1 in 10 children are out of school.

1 in 4 children complete school unable to write or count.

Street Child works with a network of local partners to ensure every child has access to an education, especially in low resource environments and emergencies.

A huge number of children live in severe poverty, conflict or other crisis zones, where education is disrupted or impossible. Once children have dropped out of school - for any reason - the more time that passes, the less likely they are to ever return. So when an acute crisis occurs, such as the COVID-19 pandemic, which at one point led to school closures affecting 90% of all school-age children, it is imperative that we keep education going, and help children to catch up on any missed learning so they can return to school in the right grade for their age.

From rural areas that have never had a school to classrooms that have been destroyed because of disaster or conflict, millions of children are unable to go to school across the world today simply because there are no schools for them to go to.

For children who are in school, many schools are not good enough quality, with hundreds of students per classroom, a lack of toilets, sanitary facilities, capable teachers, and/or adequate learning materials. 

Parental and community attitudes can often also hold back children's education, especially for girls from late elementary-school age and upwards, stopping them from going to school or making them earn a living for the family instead of getting an education. 

WHAT WE ARE DOING

Accelerated foundational learning in numeracy & literacy

This is used for children who have never been to school as well as those who have attended but have dropped out for any reason.

Based on the Teaching at the Right Level methodology (TaRL) our accelerated learning program (ALP) catalyzes catch-up learning and the attainment of foundational learning levels for children who have fallen behind because their education has been disrupted. Depending on context it can take between three to six months to achieve foundational levels, so it works for children who are on the move; and the schedule is flexible, so it can also be effective for children who have other responsibilities (such as child labor). If appropriate or possible it can support children back into the classroom at the right grade for their age, or into income generation and entrepreneurship if schooling is no longer an option / desirable for them.

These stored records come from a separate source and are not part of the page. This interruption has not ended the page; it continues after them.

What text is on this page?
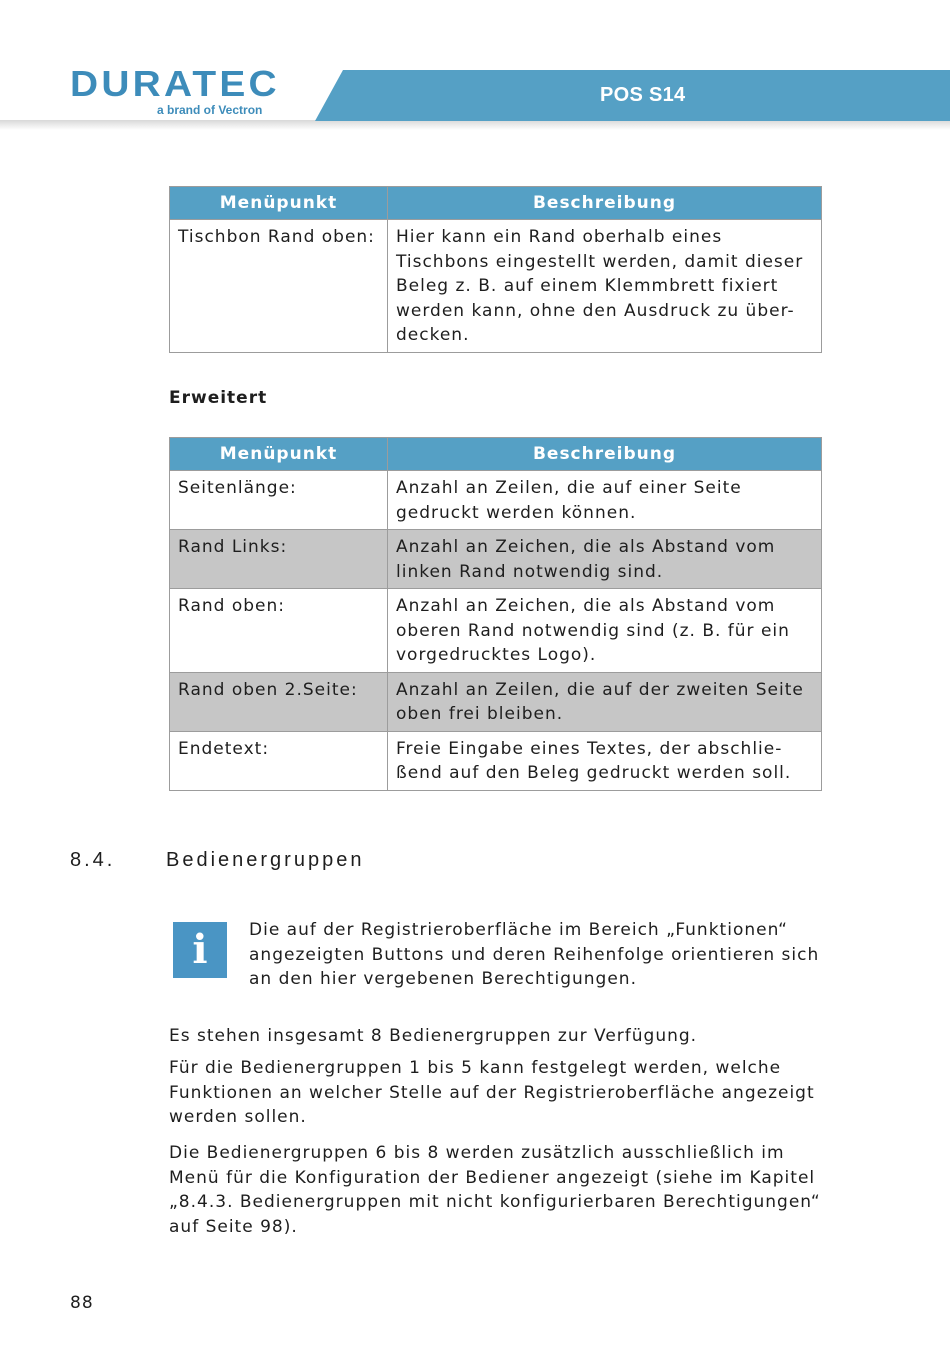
POS S14
DURATEC
a brand of Vectron
Menüpunkt	Beschreibung
Tischbon Rand oben:	Hier kann ein Rand oberhalb eines
Tischbons eingestellt werden, damit dieser
Beleg z. B. auf einem Klemmbrett fixiert
werden kann, ohne den Ausdruck zu über-
decken.
Erweitert
Menüpunkt	Beschreibung
Seitenlänge:	Anzahl an Zeilen, die auf einer Seite
gedruckt werden können.

Rand Links:	Anzahl an Zeichen, die als Abstand vom
linken Rand notwendig sind.

Rand oben:	Anzahl an Zeichen, die als Abstand vom
oberen Rand notwendig sind (z. B. für ein
vorgedrucktes Logo).

Rand oben 2.Seite:	Anzahl an Zeilen, die auf der zweiten Seite
oben frei bleiben.

Endetext:	Freie Eingabe eines Textes, der abschlie-
ßend auf den Beleg gedruckt werden soll.
8.4.	Bedienergruppen
i	Die auf der Registrieroberfläche im Bereich „Funktionen“
angezeigten Buttons und deren Reihenfolge orientieren sich
an den hier vergebenen Berechtigungen.
Es stehen insgesamt 8 Bedienergruppen zur Verfügung.
Für die Bedienergruppen 1 bis 5 kann festgelegt werden, welche
Funktionen an welcher Stelle auf der Registrieroberfläche angezeigt
werden sollen.
Die Bedienergruppen 6 bis 8 werden zusätzlich ausschließlich im
Menü für die Konfiguration der Bediener angezeigt (siehe im Kapitel
„8.4.3. Bedienergruppen mit nicht konfigurierbaren Berechtigungen“
auf Seite 98).
88
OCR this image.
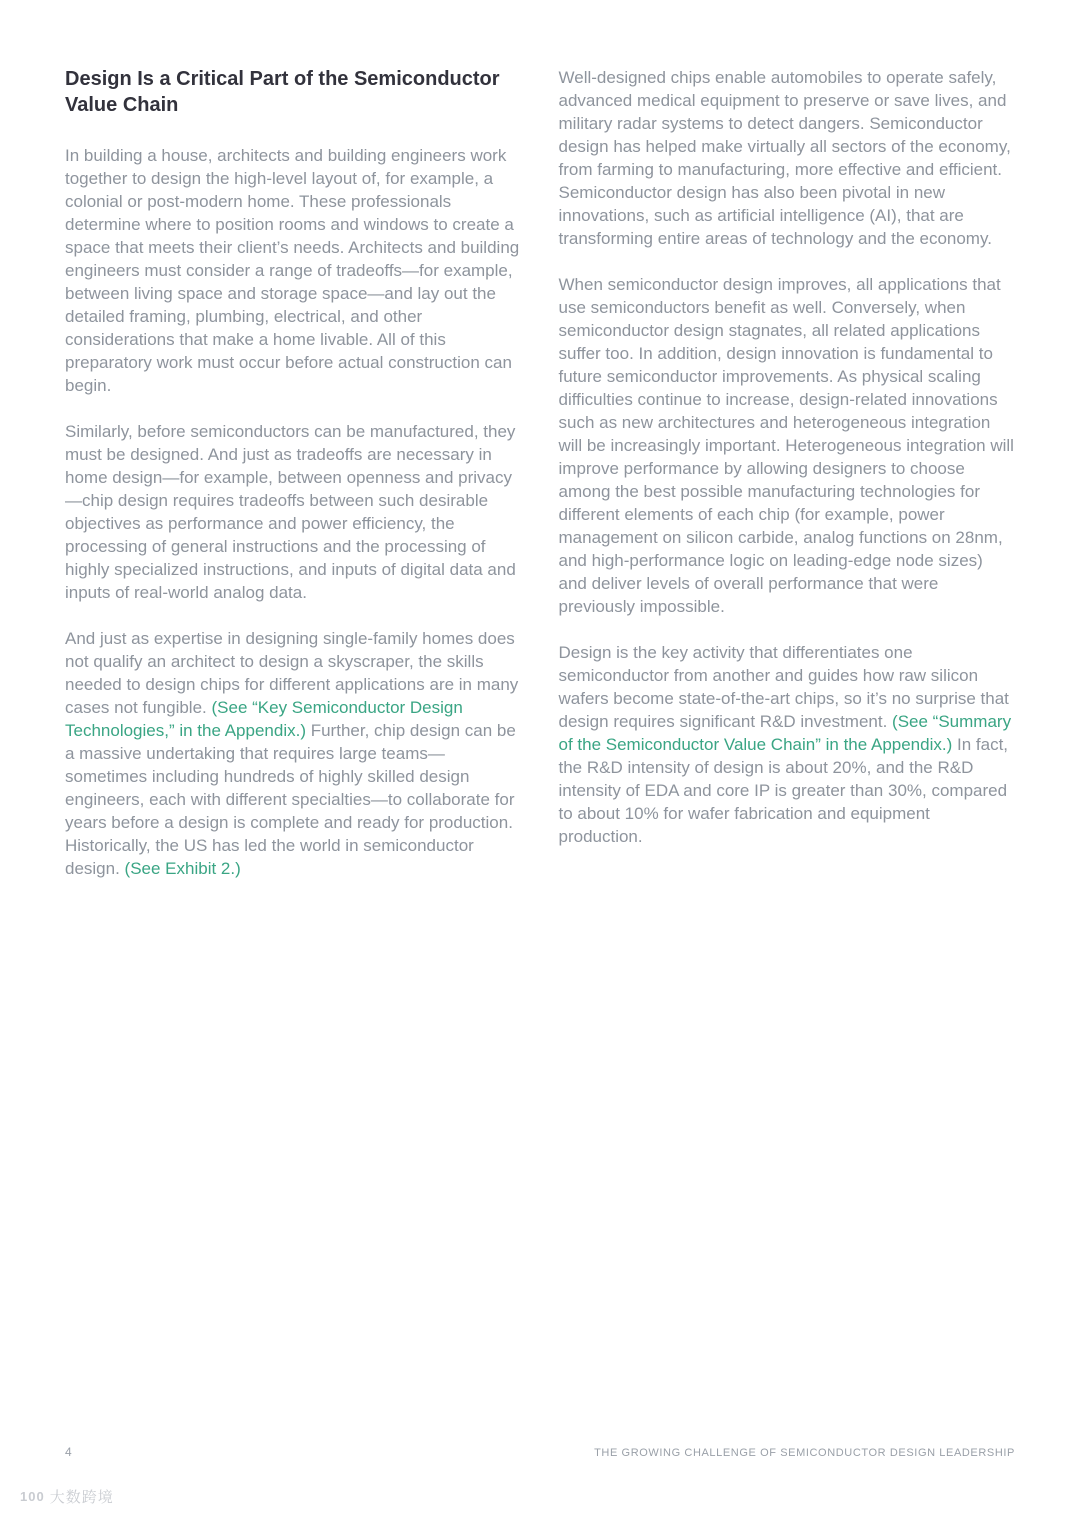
Design Is a Critical Part of the Semiconductor Value Chain

In building a house, architects and building engineers work together to design the high-level layout of, for example, a colonial or post-modern home. These professionals determine where to position rooms and windows to create a space that meets their client’s needs. Architects and building engineers must consider a range of tradeoffs—for example, between living space and storage space—and lay out the detailed framing, plumbing, electrical, and other considerations that make a home livable. All of this preparatory work must occur before actual construction can begin.

Similarly, before semiconductors can be manufactured, they must be designed. And just as tradeoffs are necessary in home design—for example, between openness and privacy—chip design requires tradeoffs between such desirable objectives as performance and power efficiency, the processing of general instructions and the processing of highly specialized instructions, and inputs of digital data and inputs of real-world analog data.

And just as expertise in designing single-family homes does not qualify an architect to design a skyscraper, the skills needed to design chips for different applications are in many cases not fungible. (See “Key Semiconductor Design Technologies,” in the Appendix.) Further, chip design can be a massive undertaking that requires large teams—sometimes including hundreds of highly skilled design engineers, each with different specialties—to collaborate for years before a design is complete and ready for production. Historically, the US has led the world in semiconductor design. (See Exhibit 2.)

Well-designed chips enable automobiles to operate safely, advanced medical equipment to preserve or save lives, and military radar systems to detect dangers. Semiconductor design has helped make virtually all sectors of the economy, from farming to manufacturing, more effective and efficient. Semiconductor design has also been pivotal in new innovations, such as artificial intelligence (AI), that are transforming entire areas of technology and the economy.

When semiconductor design improves, all applications that use semiconductors benefit as well. Conversely, when semiconductor design stagnates, all related applications suffer too. In addition, design innovation is fundamental to future semiconductor improvements. As physical scaling difficulties continue to increase, design-related innovations such as new architectures and heterogeneous integration will be increasingly important. Heterogeneous integration will improve performance by allowing designers to choose among the best possible manufacturing technologies for different elements of each chip (for example, power management on silicon carbide, analog functions on 28nm, and high-performance logic on leading-edge node sizes) and deliver levels of overall performance that were previously impossible.

Design is the key activity that differentiates one semiconductor from another and guides how raw silicon wafers become state-of-the-art chips, so it’s no surprise that design requires significant R&D investment. (See “Summary of the Semiconductor Value Chain” in the Appendix.) In fact, the R&D intensity of design is about 20%, and the R&D intensity of EDA and core IP is greater than 30%, compared to about 10% for wafer fabrication and equipment production.

4	THE GROWING CHALLENGE OF SEMICONDUCTOR DESIGN LEADERSHIP
100 大数跨境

The ALP is always adapted for context, dovetailing with government education priorities and curricula to strengthen the local education system itself, and can be delivered in-person or remotely depending on need. Flagship programs delivering the ALP include Marginalized No More in Nepal, where 11,300 women and girls of the Musahar caste rose from 4% literacy to 55%, and Liberia, where as part of the Liberian Government’s public/private education partnership (LEAP) we raised learning levels across 12 schools by 0.5SDs and were named Top Peformer in an RCT by the Center for Global Development.

school improvement

To ensure the long term success of education we support schools to establish profitable social enterprises, so that the school itself can generate income with which to pay teachers and maintain the quality of the school environment. This takes the pressure off the community and leads to higher school attendance. This model has been running the longest in Sierra Leone, where we have provided schools with agricultural grants and technical support to develop businesses such as rice farms and seed lending banks, where the profits made following harvest help to meet educational costs. In Sierra Leone in 2021 alone we set up 80 income generating initiatives in rural elementary schools.

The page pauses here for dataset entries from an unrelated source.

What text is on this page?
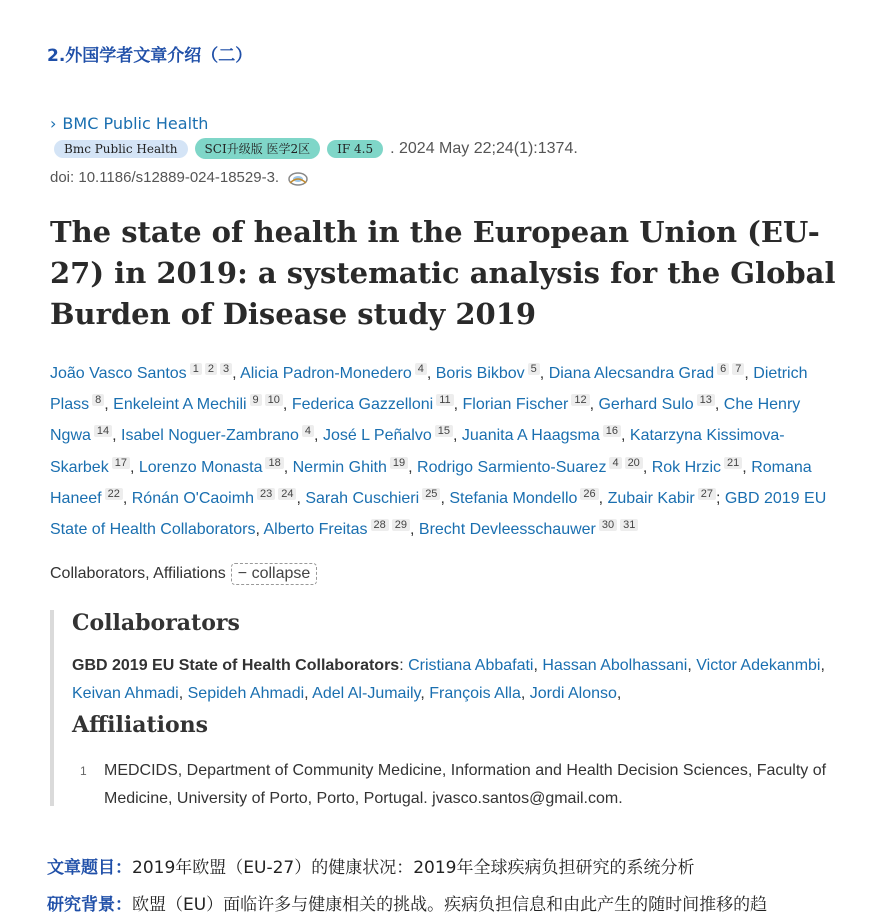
2.外国学者文章介绍（二）
› BMC Public Health
Bmc Public Health	SCI升级版 医学2区	IF 4.5	. 2024 May 22;24(1):1374.
doi: 10.1186/s12889-024-18529-3.
The state of health in the European Union (EU-27) in 2019: a systematic analysis for the Global Burden of Disease study 2019
João Vasco Santos $^1$ $^2$ $^3$ , Alicia Padron-Monedero $^4$ , Boris Bikbov $^5$ , Diana Alecsandra Grad $^6$ $^7$ , Dietrich Plass $^8$ , Enkeleint A Mechili $^9$ $^{10}$ , Federica Gazzelloni $^{11}$ , Florian Fischer $^{12}$ , Gerhard Sulo $^{13}$ , Che Henry Ngwa $^{14}$ , Isabel Noguer-Zambrano $^4$ , José L Peñalvo $^{15}$ , Juanita A Haagsma $^{16}$ , Katarzyna Kissimova-Skarbek $^{17}$ , Lorenzo Monasta $^{18}$ , Nermin Ghith $^{19}$ , Rodrigo Sarmiento-Suarez $^4$ $^{20}$ , Rok Hrzic $^{21}$ , Romana Haneef $^{22}$ , Rónán O'Caoimh $^{23}$ $^{24}$ , Sarah Cuschieri $^{25}$ , Stefania Mondello $^{26}$ , Zubair Kabir $^{27}$ ; GBD 2019 EU State of Health Collaborators, Alberto Freitas $^{28}$ $^{29}$ , Brecht Devleesschauwer $^{30}$ $^{31}$
Collaborators, Affiliations − collapse
Collaborators
GBD 2019 EU State of Health Collaborators: Cristiana Abbafati, Hassan Abolhassani, Victor Adekanmbi, Keivan Ahmadi, Sepideh Ahmadi, Adel Al-Jumaily, François Alla, Jordi Alonso,
Affiliations
1	MEDCIDS, Department of Community Medicine, Information and Health Decision Sciences, Faculty of Medicine, University of Porto, Porto, Portugal. jvasco.santos@gmail.com.
文章题目：2019年欧盟（EU-27）的健康状况：2019年全球疾病负担研究的系统分析
研究背景：欧盟（EU）面临许多与健康相关的挑战。疾病负担信息和由此产生的随时间推移的趋
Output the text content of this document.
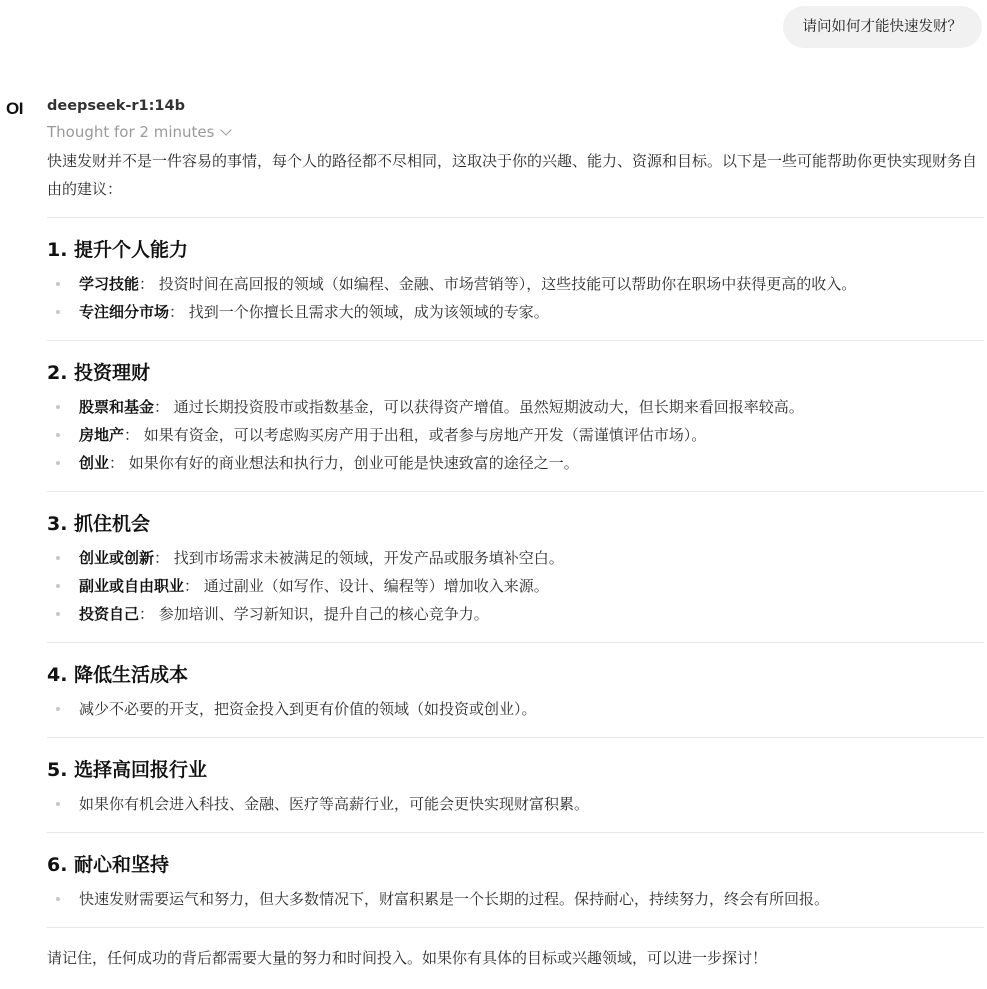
请问如何才能快速发财？
OI deepseek-r1:14b
Thought for 2 minutes
快速发财并不是一件容易的事情，每个人的路径都不尽相同，这取决于你的兴趣、能力、资源和目标。以下是一些可能帮助你更快实现财务自由的建议：
1. 提升个人能力
学习技能： 投资时间在高回报的领域（如编程、金融、市场营销等），这些技能可以帮助你在职场中获得更高的收入。
专注细分市场： 找到一个你擅长且需求大的领域，成为该领域的专家。
2. 投资理财
股票和基金： 通过长期投资股市或指数基金，可以获得资产增值。虽然短期波动大，但长期来看回报率较高。
房地产： 如果有资金，可以考虑购买房产用于出租，或者参与房地产开发（需谨慎评估市场）。
创业： 如果你有好的商业想法和执行力，创业可能是快速致富的途径之一。
3. 抓住机会
创业或创新： 找到市场需求未被满足的领域，开发产品或服务填补空白。
副业或自由职业： 通过副业（如写作、设计、编程等）增加收入来源。
投资自己： 参加培训、学习新知识，提升自己的核心竞争力。
4. 降低生活成本
减少不必要的开支，把资金投入到更有价值的领域（如投资或创业）。
5. 选择高回报行业
如果你有机会进入科技、金融、医疗等高薪行业，可能会更快实现财富积累。
6. 耐心和坚持
快速发财需要运气和努力，但大多数情况下，财富积累是一个长期的过程。保持耐心，持续努力，终会有所回报。
请记住，任何成功的背后都需要大量的努力和时间投入。如果你有具体的目标或兴趣领域，可以进一步探讨！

Building schools in rural communities is a core element of our work. We began in 2010 building 'first-ever schools' for some of the most remote communities in the highly rural Tambakha Chiefdom in northern Sierra Leone, and since then we hve focused heavily on temporary or permanent learning spaces in humanitarian crisis zones including North-East Nigeria, post-earthquake Nepal, Ukraine, Afghanistan and Syria.

teacher training

To date we have supported around 100,000 teachers to complete government-recognized training courses, in-service training, continuous professional development programs, and / or shorter, specialized interventions on topics such as disaster risk resilience and education in emergencies.

changing attitudes

Parental and community attitudes can often also hold back children's education, especially once girls reach puberty and are considered marriagable and therefore a family commodity. Street Child programs work with communities to promote the rights of all children to education - and the importance of on-going parental and caregiver support to a child's academic progress. In particular we advocate to improve the status of girls by shaping the gender norms held by parents and community leaders, showing them that girls are both educable and have a right to literacy and numeracy. For example, in Uganda our ‘Change the Story’ program increased the literacy and numeracy of levels of more than 2,000 young mothers.